I think if I were going to teach a course about this music I would want to have a good chunk of it (over half? more?) devoted to the so-called one-hit wonders of the era—for these delightful songs were often more surprising than the usual chart-topping fare. Likewise, some very established bands occasionally released songs that didn’t have a huge success, and these too were often, somehow, more compelling to me. Perhaps this is my temperament.
If I like one-hit-wonders and little-known songs by mainstream bands, however, I’m almost diametrically opposed to the classical equivalent, the Kleinmeister—composers who, if known at all, are known for only a handful of pieces, and who are regularly treated to mini-revivals by musicologists with too much time on their hands and university performers who want to carve out a niche for themselves in the agony of pre-tenure or the limbo before associate professors are finally promoted to full professor. There’s a small number of such works that I really think deserve to be better known: Sonata 5 in G Major from the Armonico Tributo of Georg Muffat (c.1645–1704), for instance, or (more recently) Change, by Judd Greenstein (b. 1979). Most of it, though (pieces by a dizzying array of Baroque and Classical composers and not a few nineteenth-century ones, too), is mercifully unknown today. The music they wrote was competent but eminently forgettable, unless and until performers of the first rank lavish their attention on it—I’m thinking, for instance, of Mahan Esfahani’s current interest in Jiří Antonín Benda (1722–1795) and possibly Bohuslav Martinů (1890–1959); great performers make a difference.

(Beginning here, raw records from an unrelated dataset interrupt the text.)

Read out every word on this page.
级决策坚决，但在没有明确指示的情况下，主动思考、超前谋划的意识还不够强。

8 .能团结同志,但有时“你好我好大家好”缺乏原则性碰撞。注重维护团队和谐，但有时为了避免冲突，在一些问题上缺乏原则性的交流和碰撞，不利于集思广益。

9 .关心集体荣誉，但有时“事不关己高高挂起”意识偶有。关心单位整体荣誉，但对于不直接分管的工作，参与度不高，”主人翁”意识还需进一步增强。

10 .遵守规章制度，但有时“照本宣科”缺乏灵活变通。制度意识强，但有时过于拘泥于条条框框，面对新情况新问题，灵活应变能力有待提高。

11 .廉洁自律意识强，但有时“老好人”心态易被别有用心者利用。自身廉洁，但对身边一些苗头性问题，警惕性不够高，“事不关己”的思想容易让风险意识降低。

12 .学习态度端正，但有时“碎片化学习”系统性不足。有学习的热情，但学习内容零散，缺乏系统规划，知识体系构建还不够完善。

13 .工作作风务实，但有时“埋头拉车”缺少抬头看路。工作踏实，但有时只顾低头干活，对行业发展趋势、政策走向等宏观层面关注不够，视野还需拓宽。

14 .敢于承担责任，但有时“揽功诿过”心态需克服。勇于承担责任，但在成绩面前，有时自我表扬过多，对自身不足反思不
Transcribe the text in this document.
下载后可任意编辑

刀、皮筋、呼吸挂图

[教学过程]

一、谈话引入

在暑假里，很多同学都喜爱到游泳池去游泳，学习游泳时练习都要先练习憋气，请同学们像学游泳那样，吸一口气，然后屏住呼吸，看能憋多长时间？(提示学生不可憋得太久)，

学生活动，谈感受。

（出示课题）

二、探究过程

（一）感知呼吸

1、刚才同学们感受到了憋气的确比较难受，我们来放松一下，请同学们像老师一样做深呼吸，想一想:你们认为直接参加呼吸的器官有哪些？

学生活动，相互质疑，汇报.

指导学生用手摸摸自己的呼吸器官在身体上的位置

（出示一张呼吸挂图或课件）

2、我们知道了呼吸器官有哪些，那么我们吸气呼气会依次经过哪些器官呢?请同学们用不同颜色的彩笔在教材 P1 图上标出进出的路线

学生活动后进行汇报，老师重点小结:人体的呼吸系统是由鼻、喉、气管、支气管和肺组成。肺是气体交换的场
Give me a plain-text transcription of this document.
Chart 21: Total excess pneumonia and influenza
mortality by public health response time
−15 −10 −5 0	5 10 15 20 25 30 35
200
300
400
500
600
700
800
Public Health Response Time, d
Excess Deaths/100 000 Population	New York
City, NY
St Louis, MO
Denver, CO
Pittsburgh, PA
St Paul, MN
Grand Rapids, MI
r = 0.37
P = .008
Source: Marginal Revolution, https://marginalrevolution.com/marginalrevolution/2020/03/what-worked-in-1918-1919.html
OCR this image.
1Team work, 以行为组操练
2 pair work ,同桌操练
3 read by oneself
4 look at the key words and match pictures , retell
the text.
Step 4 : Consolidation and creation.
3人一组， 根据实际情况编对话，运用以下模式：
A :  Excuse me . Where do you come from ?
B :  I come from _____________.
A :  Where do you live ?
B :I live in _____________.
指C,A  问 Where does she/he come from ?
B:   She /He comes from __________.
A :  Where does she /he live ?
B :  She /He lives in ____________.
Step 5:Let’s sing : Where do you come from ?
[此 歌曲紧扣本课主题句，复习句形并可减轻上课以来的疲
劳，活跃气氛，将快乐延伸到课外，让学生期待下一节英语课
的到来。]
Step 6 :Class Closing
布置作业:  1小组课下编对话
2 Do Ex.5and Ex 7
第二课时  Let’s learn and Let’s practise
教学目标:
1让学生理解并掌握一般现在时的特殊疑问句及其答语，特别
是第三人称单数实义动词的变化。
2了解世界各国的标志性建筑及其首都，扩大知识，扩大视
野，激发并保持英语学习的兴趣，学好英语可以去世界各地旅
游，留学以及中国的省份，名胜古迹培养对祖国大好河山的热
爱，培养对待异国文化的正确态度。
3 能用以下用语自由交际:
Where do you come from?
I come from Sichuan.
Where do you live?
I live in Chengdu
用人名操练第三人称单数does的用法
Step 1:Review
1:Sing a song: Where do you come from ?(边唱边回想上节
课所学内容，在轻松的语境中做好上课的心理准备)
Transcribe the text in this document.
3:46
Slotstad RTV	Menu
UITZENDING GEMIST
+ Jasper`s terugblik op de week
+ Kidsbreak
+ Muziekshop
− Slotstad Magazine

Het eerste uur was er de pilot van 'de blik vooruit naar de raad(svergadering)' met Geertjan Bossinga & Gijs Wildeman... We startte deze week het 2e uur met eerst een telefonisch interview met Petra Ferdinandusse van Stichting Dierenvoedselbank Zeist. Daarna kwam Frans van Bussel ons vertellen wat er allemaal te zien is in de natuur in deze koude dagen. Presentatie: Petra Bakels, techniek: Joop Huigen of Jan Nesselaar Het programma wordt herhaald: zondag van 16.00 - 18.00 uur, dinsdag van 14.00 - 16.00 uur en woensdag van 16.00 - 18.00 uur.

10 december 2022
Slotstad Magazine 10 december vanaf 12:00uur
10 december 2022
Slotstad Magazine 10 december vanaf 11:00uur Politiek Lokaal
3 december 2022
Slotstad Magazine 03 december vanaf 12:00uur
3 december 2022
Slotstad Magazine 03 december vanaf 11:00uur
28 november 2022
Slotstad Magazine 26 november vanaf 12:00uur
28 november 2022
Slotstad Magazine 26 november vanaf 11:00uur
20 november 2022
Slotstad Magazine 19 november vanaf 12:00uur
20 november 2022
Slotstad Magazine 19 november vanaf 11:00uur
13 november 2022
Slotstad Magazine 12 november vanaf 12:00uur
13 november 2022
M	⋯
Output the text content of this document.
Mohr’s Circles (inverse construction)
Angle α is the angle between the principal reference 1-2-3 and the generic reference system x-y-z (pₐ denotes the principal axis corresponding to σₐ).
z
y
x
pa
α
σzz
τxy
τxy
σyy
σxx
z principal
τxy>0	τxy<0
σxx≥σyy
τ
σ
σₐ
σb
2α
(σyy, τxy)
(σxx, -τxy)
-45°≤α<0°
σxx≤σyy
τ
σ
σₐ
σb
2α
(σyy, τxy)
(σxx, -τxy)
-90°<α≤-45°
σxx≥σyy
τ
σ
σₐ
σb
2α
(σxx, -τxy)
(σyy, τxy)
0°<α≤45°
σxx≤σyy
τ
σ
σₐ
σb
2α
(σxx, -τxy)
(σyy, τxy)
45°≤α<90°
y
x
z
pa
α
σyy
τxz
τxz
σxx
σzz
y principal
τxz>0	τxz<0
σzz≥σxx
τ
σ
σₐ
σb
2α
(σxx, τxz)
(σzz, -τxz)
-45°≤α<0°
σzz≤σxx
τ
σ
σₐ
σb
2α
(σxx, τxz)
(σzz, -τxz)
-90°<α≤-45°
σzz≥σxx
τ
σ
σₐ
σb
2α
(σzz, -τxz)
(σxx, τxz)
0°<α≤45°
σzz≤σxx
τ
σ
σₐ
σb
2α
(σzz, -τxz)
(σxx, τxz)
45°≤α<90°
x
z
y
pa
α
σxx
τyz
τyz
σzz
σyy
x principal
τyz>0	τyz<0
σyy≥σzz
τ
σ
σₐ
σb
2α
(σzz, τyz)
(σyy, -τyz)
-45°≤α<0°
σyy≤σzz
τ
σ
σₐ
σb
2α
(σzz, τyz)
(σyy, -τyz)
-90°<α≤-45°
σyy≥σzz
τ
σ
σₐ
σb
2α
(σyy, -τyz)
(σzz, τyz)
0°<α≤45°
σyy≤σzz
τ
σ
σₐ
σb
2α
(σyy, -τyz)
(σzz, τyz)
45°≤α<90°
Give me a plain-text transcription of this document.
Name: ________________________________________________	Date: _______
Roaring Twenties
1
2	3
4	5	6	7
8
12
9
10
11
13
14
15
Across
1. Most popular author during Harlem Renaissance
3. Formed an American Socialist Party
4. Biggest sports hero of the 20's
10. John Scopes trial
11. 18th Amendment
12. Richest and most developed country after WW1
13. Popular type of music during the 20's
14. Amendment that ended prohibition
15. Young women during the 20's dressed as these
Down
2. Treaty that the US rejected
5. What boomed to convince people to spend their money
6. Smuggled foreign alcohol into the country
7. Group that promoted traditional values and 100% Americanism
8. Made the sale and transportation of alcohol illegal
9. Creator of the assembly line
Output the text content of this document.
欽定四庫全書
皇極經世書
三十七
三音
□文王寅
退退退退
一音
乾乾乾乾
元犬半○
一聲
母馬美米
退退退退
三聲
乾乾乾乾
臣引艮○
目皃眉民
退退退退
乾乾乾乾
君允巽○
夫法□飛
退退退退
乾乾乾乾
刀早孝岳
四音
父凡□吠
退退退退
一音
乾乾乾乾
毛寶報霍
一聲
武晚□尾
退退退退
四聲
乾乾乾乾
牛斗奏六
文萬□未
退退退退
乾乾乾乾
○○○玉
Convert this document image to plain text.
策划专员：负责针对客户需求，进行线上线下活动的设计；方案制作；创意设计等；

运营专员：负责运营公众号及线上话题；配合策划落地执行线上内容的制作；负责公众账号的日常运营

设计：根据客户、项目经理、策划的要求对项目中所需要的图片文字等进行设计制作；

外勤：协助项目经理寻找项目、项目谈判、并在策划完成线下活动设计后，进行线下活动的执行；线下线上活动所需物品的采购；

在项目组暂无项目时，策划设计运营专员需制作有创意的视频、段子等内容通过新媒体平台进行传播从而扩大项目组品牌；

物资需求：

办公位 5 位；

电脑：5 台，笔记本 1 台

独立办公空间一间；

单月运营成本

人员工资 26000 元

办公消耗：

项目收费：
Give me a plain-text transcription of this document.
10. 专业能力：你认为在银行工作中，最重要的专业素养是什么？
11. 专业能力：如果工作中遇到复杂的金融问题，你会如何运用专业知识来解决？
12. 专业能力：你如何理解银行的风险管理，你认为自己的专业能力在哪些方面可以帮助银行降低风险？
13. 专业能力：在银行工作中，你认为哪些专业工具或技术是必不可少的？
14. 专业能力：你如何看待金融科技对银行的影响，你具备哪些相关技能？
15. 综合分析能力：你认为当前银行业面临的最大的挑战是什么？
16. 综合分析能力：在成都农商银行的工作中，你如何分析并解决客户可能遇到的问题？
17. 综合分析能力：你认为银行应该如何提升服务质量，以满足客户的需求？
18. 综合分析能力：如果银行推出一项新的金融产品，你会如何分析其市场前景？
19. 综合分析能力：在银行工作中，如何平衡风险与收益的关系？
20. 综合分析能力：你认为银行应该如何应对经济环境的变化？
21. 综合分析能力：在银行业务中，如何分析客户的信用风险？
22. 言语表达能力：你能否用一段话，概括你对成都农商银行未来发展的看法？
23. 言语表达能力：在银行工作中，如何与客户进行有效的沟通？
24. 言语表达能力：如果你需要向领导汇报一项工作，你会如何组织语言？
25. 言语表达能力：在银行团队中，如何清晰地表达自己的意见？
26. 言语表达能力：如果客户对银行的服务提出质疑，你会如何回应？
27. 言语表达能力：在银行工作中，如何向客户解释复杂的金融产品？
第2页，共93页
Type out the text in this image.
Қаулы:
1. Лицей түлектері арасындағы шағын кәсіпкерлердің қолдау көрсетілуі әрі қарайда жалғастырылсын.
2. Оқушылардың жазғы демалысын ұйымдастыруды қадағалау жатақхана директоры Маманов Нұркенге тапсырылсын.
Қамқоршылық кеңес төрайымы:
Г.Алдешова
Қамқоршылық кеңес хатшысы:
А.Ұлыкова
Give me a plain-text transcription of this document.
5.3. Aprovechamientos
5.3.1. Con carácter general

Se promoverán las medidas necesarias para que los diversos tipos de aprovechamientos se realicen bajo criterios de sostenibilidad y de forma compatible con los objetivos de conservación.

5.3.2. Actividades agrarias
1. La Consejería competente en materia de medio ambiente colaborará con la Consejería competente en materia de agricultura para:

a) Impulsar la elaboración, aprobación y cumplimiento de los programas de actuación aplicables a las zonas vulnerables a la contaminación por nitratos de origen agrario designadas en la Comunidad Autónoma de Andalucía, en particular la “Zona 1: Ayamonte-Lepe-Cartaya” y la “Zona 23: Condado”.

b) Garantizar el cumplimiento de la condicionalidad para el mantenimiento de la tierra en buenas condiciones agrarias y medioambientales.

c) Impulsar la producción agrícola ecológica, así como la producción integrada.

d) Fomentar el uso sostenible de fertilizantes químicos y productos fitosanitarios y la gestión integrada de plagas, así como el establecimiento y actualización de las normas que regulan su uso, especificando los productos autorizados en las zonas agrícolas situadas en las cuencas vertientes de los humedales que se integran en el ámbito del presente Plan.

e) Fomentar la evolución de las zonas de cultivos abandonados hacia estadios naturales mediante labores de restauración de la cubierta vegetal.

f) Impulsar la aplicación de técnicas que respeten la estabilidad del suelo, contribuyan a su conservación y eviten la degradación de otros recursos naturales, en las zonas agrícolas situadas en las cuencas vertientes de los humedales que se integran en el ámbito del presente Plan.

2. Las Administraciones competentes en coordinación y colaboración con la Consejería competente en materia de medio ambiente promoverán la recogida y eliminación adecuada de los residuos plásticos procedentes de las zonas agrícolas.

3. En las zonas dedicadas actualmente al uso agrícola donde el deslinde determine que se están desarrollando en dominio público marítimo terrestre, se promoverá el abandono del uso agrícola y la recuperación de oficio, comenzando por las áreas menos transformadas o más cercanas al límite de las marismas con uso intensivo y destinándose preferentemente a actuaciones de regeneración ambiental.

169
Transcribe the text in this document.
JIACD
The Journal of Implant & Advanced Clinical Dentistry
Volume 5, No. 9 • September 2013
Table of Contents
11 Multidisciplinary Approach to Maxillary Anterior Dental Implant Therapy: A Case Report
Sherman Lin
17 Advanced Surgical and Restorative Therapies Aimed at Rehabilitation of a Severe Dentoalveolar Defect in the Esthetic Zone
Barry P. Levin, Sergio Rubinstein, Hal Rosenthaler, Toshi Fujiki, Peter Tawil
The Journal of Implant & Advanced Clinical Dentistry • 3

I guess I’ve put my finger on the distinction in my mind between the one-hit wonder and the Kleinmester opus: the performers of one-hit wonders are themselves great performers, at least for that one song, and the songwriter, producer, and everyone else involved in making the record seem inspired—at least for that one song. And there’s a built-in freshness about the humble one-hit band, too; one doesn’t need to consider its entire catalog comparatively because there is no catalog. (Try evaluating Elvis Costello’s enormous output to single out the really great songs and you quickly find out how difficult it is.) I’m inclined to think that the most discerning listeners of pop and rock don’t simply follow the chart-toppers, but also sample more widely and have some of these more obscure works as favorites. Too often we’re made to feel ashamed of such ephemera; we call them “guilty pleasures.” But I don’t feel guilty, and I have a feeling that populating my course-to-be with such offerings will actually result in a more vivid experience for the students, not least because it gives them the chance to search for things outside of their comfort zones.
In addition to the Muffat and Greenstein pieces I mentioned above, I include two other obscurities: the one-hit-wonder Tee-Set, and their “Ma belle amie” (1970) and “The Lebanon,” by The Human League (1984). And for good measure, a nice cover of “The Lebanon¨ by a French indie artist, unTIL BEN.